Pyotr Ilyich TCHAIKOVSKY (1840-1893)
Manfred Symphony, Op.58 (1885) [59:29]
Russian National Orchestra/Mikhail Pletnev
Norbert Gembaczka (organ)
rec. April 2013, DZZ Studio 5, Moscow, Russia
Organ recorded separately at St. Ludwig Kirche, Berlin, Germany
PENTATONE SACD PTC5186387 [59:29]

This is the final volume in Pletnev’s Tchaikovsky series presented in SACD. Pletnev with the same orchestra has already recorded the six numbered symphonies and the Manfred Symphony in 1993-96 at the Moscow Conservatory Concert Hall for Deutsche Grammophon. In some quarters Pletnev came in for criticism for his first Tchaikovsky cycle although I rather admired the recordings and played them often. I notice this new Pentatone the Manfred takes more than five minutes longer than the earlier Pletnev recording with only the second movement having a similar timing.

There may be some lovers of Tchaikovsky’s symphonies who will never have come across the Manfred. It's quite a Cinderella. Although unfashionable in recent decades the works of Lord Byron were still extremely popular when Tchaikovsky, at the prompting of Mily Balakirev, wrote this programmatic symphony. Using a scenario written by Vladimir Stasov, Tchaikovsky identified strongly with the tormented Manfred, the hero of Byron’s dramatic poem. The composer was at the peak of his powers in 1885 between the writing of his fourth and fifth symphonies. Tchaikovsky captures the desolate wretchedness of this tortured soul with the ‘Manfred’ theme appearing at the beginning and returning in each of the four movements.

Pletnev ensures that dark mystery imbues the initial pages of the extended opening Lento lugubre. Compared to Pletnev’s earlier recording this account almost immediately feels far more intense and weighty. A gripping tension runs through the movement as the tormented “Manfred is wandering alone through the Alps”. The moving Astarte episode has a sense of deep longing. In the final section Pletnev obtains a sustained eruption of brutal orchestral power. I’ve rarely heard a brass section sound as clear and expressive. Marked Vivace con spirito in the second movement “The Alpine fairy appears before Manfred in the rainbow of a waterfall”. This is warm and affectionately glowing writing and Pletnev conducts it with unerring sensitivity.

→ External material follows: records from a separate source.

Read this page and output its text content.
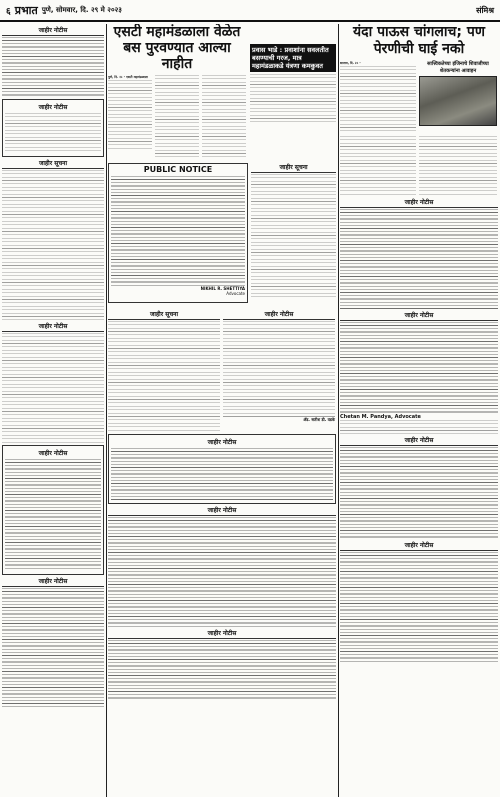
६ प्रभात पुणे, सोमवार, दि. २९ मे २०२३	संमिश्र
जाहीर नोटीस
जाहीर नोटीस
जाहीर सूचना
जाहीर नोटीस
जाहीर नोटीस
जाहीर नोटीस
एसटी महामंडळाला वेळेत बस पुरवण्यात आल्या नाहीत
पुणे, दि. २८ - एसटी महामंडळाला
प्रवास भाडे : प्रवाशांना सवलतीत बसण्याची गरज, मात्र महामंडळाकडे यंत्रणा कमकुवत
PUBLIC NOTICE
NIKHIL R. SHETTIYA
Advocate
जाहीर सूचना
जाहीर सूचना	जाहीर नोटीस
ॲड. सतीश डी. वडके
जाहीर नोटीस
जाहीर नोटीस
जाहीर नोटीस
यंदा पाऊस चांगलाच; पण पेरणीची घाई नको
सातारा, दि. २८ -	सात्त्विकतेच्या इंजिनाचे शिवाजीच्या शेतकऱ्यांना आवाहन
जाहीर नोटीस
जाहीर नोटीस
Chetan M. Pandya, Advocate
जाहीर नोटीस
जाहीर नोटीस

There's no attempt to over-inflate and the effect is quite magical. The mainly pastoral mood of the Andante con moto where “Manfred meets alpine hunters…” is redolent of verdant alpine valleys, flower-strewn pastures and dangerous mountain peaks. The playing of the RNO is refined and unaffected. It gives voice to the joy of nature. The Finale marked Allegro con fuoco where “Manfred comes to Ahriman's cave to seek a reunion with Astarte…” opens with a furious bacchanal in the underground dominion of the evil king Ahriman. This is music of energy and drama to which Pletnev brings unyielding concentration and high voltage. I notice that the impressive organ part was recorded separately.

I was delighted with the vivid well balanced sound of this SACD hybrid multi-channel recording. Decent liner-notes too by Franz Steiger in an English translation although a photograph or two of Tchaikovsky wouldn’t have gone amiss. All sections of the RNO are in remarkable form and are splendidly captured in stunning sound.

Pletnev ensures bitingly dramatic playing in this compelling and memorable account of Tchaikovsky’s Manfred Symphony.